What Global Supply Chain Audits Often Fail to Measure

This research carries significant implications for multinational companies operating across global supply chains, particularly in industries such as apparel, manufacturing, and agriculture where contractor systems shape production.

A factory may pass compliance audits related to wages, hours, and safety conditions while still reproducing forms of inequality that remain invisible to traditional measurement systems.

The issue is not necessarily what companies measure. It is what existing frameworks assume does not need measuring.

Traditional audits focus on formal indicators:
• Pay records
• Safety equipment
• Working hours
• Legal compliance

But Sharma’s research suggests that some of the most consequential barriers to equity are informal, relational, and spatial—embedded in social norms and access dynamics that standardized compliance systems rarely capture.

What Business Leaders Should Understand About Inequality in Global Supply Chains

Sharma’s research points to several broader implications for organizations operating internationally.

First, context fundamentally shapes how organizational systems operate. Many management theories and diversity frameworks were developed using Western institutional assumptions and may not fully account for deeply embedded social structures in other regions.

Second, formal equality does not necessarily produce equitable outcomes. Two individuals with the same job title, skills, and official access to opportunity may still experience dramatically different economic realities when informal systems determine who gains trust, visibility, and access.

Third, organizations may need more contextual and ethnographic approaches to understanding inequality inside supply chains. Surveys, audits, and quantitative metrics can miss relational dynamics that shape day-to-day economic participation.

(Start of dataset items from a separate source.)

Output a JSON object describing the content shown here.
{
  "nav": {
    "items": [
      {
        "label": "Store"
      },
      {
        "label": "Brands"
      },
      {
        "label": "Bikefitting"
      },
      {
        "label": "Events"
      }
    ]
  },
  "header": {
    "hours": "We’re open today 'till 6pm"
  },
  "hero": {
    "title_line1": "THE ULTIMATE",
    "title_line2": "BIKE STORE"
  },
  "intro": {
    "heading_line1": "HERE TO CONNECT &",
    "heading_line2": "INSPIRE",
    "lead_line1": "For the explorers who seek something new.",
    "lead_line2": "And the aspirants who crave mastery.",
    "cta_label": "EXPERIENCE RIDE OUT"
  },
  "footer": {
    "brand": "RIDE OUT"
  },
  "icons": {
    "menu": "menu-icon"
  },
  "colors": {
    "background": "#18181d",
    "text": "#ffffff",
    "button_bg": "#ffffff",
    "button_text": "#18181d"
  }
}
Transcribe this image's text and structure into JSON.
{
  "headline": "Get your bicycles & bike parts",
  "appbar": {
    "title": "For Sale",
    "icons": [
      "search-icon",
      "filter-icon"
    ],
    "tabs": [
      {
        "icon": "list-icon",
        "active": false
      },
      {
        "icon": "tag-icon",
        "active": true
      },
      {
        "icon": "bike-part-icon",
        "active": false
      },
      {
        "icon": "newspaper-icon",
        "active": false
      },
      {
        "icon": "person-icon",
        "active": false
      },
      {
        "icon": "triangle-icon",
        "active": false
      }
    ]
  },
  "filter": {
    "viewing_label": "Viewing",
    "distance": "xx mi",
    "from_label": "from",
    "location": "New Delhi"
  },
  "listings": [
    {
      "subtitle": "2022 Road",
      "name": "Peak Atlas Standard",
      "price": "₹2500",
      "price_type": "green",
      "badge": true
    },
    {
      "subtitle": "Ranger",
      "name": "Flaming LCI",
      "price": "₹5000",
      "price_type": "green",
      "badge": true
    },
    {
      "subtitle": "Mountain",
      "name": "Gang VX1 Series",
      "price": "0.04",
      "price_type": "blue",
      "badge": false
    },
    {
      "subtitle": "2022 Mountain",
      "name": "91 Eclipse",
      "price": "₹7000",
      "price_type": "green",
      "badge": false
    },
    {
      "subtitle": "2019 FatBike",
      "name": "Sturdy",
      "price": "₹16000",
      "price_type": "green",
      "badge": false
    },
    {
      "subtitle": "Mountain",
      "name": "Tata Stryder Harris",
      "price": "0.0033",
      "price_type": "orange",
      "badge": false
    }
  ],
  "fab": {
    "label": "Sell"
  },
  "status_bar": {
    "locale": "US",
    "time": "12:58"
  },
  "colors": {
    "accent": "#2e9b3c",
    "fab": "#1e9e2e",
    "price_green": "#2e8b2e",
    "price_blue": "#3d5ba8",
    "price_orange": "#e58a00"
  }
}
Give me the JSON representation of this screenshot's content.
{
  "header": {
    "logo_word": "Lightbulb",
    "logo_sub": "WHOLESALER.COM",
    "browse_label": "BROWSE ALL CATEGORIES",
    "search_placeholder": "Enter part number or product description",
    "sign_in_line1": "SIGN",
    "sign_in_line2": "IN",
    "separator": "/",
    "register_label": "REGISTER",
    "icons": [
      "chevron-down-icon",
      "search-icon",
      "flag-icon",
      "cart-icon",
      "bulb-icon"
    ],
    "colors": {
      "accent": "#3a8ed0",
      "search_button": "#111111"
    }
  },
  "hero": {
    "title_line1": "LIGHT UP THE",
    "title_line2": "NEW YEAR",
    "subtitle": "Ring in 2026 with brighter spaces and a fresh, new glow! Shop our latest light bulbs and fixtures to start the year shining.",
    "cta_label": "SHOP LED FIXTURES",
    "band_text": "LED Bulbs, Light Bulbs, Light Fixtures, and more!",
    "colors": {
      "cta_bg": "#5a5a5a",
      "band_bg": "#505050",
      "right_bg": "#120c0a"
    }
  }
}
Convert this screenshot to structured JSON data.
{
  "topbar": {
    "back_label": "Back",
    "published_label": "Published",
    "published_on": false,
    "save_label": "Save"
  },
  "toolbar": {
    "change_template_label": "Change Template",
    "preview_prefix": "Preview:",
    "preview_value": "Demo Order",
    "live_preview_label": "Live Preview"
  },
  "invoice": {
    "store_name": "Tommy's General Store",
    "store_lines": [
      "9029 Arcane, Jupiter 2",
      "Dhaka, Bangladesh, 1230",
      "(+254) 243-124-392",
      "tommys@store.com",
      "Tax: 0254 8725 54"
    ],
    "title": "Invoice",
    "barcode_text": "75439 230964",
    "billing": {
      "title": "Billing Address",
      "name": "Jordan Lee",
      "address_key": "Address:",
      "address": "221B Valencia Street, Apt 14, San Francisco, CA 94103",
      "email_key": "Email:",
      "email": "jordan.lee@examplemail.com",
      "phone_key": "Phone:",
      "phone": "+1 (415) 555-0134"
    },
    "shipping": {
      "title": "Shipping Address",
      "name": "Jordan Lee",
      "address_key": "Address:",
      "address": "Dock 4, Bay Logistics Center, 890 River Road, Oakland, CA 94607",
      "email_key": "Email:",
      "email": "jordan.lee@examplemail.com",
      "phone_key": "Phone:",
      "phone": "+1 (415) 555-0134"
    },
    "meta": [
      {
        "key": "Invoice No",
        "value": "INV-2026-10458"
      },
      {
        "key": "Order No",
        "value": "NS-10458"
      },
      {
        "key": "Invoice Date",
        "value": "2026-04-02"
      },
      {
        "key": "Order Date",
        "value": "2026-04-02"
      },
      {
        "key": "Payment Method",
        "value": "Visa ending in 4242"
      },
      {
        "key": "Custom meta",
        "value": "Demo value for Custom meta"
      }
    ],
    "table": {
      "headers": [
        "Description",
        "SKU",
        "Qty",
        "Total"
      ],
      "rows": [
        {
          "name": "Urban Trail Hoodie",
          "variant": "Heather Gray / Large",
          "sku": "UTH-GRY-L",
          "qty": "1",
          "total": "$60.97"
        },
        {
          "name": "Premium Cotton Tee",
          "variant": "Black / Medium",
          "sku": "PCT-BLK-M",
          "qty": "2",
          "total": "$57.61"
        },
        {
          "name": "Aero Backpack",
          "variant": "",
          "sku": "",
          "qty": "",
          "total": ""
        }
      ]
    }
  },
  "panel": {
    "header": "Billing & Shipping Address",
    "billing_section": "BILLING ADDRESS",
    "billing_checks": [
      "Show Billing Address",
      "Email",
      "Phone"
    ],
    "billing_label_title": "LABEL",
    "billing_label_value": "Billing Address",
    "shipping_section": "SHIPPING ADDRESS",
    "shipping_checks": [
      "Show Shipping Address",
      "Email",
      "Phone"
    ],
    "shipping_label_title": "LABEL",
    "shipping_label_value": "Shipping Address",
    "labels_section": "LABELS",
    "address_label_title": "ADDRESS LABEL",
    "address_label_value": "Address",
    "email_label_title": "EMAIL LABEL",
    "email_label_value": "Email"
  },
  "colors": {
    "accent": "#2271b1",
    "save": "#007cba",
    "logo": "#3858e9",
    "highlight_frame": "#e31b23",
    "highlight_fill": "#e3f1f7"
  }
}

How Research on Caste and Labor Challenges Assumptions About Workplace Equity

Sharma’s research does not frame inequality as the result of isolated individual decisions. Instead, it examines how systems reproduce unequal outcomes through ordinary organizational practices and social structures.

For business leaders, the central question is not whether invisible barriers exist within supply chains. They almost certainly do.

The more difficult question is whether existing measurement systems are designed to identify those barriers—or unintentionally structured to overlook them.